Pour ce livre, la romancière s’est dévoilée comme jamais : Candice souffre de troubles du comportement alimentaire. Certaines scènes, ultra-réalistes, sont éprouvantes : « J’ai été moi-même victime de TCA. Ce mal a démarré à l’adolescence et personne autour de moi ne s’en est aperçu. J’ai, comme mon héroïne, très bien caché mon jeu. Certains passages ont été une surprise pour mes proches. Je savais que je ne pourrais pas leur dire : « Ce n’est pas moi. » En décidant d’assumer, j’ai choisi d’avouer. Et je veux délivrer un message : je suis la preuve qu’on s’en sort même si ce cauchemar a dévasté 25 ans de ma vie. Il faut se faire aider, trouver le courage de parler. Dans le monde entier de plus en plus de gens sont touchés par cette pathologie ; pendant le confinement les cas ont explosé. J’espère que ces pages seront utiles : cette emprise effrayante ne doit plus être vécue comme une fatalité. » On sent Tatiana de Rosnay profondément émue par ces confidences. Aussi change-t-elle vite de sujet, nous dit son plaisir d’écrire en français, elle qui, pendant des années rédigeait ses livres en anglais. « Pour Les Fleurs de l’ombre j’ai même écrit simultanément dans les deux langues ! Une expérience difficile.

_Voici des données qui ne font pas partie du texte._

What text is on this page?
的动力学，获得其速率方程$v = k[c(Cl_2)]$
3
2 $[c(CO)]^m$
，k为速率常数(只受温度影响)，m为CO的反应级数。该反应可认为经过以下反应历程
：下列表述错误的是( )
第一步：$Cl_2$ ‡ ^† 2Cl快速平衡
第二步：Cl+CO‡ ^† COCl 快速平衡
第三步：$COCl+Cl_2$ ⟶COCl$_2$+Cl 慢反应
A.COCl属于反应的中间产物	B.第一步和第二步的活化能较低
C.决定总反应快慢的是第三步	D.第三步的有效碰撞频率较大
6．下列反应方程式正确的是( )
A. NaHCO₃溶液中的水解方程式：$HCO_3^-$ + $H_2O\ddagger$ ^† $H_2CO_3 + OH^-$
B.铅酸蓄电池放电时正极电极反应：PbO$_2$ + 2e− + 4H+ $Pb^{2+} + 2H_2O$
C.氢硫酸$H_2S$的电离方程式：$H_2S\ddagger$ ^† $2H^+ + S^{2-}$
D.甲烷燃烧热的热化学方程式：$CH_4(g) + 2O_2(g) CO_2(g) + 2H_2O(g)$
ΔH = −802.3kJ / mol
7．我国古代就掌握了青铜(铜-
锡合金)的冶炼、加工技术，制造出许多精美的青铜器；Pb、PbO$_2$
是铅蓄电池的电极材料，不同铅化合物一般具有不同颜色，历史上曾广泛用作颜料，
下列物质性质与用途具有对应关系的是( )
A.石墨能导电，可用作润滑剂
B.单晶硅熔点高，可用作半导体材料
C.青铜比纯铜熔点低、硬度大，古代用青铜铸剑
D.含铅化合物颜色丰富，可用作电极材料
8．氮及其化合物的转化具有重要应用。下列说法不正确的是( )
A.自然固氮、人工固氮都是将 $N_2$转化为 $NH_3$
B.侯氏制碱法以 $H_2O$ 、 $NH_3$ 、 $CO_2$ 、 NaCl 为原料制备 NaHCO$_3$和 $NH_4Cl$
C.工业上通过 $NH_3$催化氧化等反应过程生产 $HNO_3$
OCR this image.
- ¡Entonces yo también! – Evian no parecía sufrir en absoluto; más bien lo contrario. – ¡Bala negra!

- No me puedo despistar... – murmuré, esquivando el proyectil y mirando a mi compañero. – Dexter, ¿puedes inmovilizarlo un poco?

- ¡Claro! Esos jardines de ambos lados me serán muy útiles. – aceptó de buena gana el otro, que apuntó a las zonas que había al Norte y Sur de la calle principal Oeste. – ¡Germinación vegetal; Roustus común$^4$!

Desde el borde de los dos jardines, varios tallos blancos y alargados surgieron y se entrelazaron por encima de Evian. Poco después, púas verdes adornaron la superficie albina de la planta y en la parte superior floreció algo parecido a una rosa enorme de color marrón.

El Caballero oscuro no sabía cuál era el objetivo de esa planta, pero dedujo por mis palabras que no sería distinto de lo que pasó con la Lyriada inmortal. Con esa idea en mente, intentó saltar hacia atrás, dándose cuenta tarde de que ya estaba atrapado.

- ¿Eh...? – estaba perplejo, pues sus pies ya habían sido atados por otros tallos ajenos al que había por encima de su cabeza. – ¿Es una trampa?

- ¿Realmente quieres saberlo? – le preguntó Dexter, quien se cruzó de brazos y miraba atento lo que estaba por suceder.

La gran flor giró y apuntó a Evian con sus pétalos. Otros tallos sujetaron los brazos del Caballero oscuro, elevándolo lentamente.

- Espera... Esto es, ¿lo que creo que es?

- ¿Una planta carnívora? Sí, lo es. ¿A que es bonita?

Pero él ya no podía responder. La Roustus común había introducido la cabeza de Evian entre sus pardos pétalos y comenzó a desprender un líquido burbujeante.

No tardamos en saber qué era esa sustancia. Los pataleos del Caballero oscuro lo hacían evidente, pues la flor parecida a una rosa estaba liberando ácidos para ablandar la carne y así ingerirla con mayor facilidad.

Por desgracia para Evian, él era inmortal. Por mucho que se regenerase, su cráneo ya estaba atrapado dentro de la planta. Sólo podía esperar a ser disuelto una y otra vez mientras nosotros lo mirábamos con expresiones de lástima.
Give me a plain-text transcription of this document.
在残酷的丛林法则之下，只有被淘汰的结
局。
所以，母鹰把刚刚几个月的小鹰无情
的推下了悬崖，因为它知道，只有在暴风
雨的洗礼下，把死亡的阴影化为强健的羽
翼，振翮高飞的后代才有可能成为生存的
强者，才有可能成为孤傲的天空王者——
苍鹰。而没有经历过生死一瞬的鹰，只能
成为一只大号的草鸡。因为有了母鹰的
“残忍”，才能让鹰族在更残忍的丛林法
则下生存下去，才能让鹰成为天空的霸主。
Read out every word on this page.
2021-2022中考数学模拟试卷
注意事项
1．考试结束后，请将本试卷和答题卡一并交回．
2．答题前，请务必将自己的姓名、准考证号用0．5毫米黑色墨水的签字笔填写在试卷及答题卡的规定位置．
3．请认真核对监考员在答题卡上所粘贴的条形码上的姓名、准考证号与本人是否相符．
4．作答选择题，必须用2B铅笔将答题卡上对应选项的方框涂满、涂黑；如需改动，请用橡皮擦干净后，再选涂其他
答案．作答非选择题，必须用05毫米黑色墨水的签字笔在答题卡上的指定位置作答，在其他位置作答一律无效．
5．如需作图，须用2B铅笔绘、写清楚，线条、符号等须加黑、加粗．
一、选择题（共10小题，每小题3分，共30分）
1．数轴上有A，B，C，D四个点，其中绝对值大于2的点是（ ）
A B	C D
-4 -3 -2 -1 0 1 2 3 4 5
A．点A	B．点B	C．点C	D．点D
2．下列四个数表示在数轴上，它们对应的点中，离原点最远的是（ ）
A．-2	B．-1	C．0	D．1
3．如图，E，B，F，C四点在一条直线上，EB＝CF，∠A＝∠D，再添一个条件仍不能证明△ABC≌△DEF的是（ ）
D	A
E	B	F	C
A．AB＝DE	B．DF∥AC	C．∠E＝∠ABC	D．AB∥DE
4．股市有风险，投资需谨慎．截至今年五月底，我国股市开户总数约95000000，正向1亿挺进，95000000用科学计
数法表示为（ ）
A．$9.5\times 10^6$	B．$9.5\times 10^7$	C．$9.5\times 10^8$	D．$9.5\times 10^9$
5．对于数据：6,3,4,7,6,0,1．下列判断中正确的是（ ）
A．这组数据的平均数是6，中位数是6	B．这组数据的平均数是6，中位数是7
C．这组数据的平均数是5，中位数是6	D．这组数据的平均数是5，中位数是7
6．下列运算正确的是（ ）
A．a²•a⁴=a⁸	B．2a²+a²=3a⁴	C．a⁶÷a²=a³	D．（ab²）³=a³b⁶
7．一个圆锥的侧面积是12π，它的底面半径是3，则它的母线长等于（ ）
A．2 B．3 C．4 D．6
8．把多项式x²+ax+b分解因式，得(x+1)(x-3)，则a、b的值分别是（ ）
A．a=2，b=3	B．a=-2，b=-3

Après ça, je me suis remise à relire tout Zola. C’est lui qui m’a redonné le goût de la langue française ! »

 

Tatiana de Rosnay a tant de choses à nous dire ! Comme son envie insatiable de raconter des histoires – dans Nous irons mieux demain trois intrigues s’entremêlent ! – et son impatience de présenter son roman. « Être au contact de mes lecteurs est une récompense. » Elle ne se prive pas de ce plaisir et, les mois qui viennent, va parcourir des kilomètres pour partir à leur rencontre. Elle avoue même ne jamais s’en lasser…

 

Nous irons mieux demain
Mère célibataire de vingt-huit ans, ébranlée par le décès récent de son père, Candice Louradour mène une vie sans saveur. Un soir d’hiver pluvieux, à Paris, elle est témoin d’un accident de la circulation. Une femme est renversée et grièvement blessée.
Bouleversée, Candice lui porte assistance, puis se rend à son chevet à l’hôpital. Petit à petit, la jeune ingénieure du son et la convalescente se lient d’amitié.
Jusqu’au jour où Dominique demande à Candice de pénétrer dans son appartement pour y récupérer quelques affaires.
Dès lors, tout va basculer…
Pourquoi Candice a-t-elle envie de fouiller l’intimité d’une existence dont elle ne sait finalement rien ? Et qui est cette Dominique Marquisan, la cinquantaine élégante, si solitaire et énigmatique ?

Nous irons mieux demain retrace le chemin d’une femme fragile vers l’acceptation de soi, vers sa liberté. Il fait aussi écho aux derniers mots d’Émile Zola, le passager clandestin de cette histoire.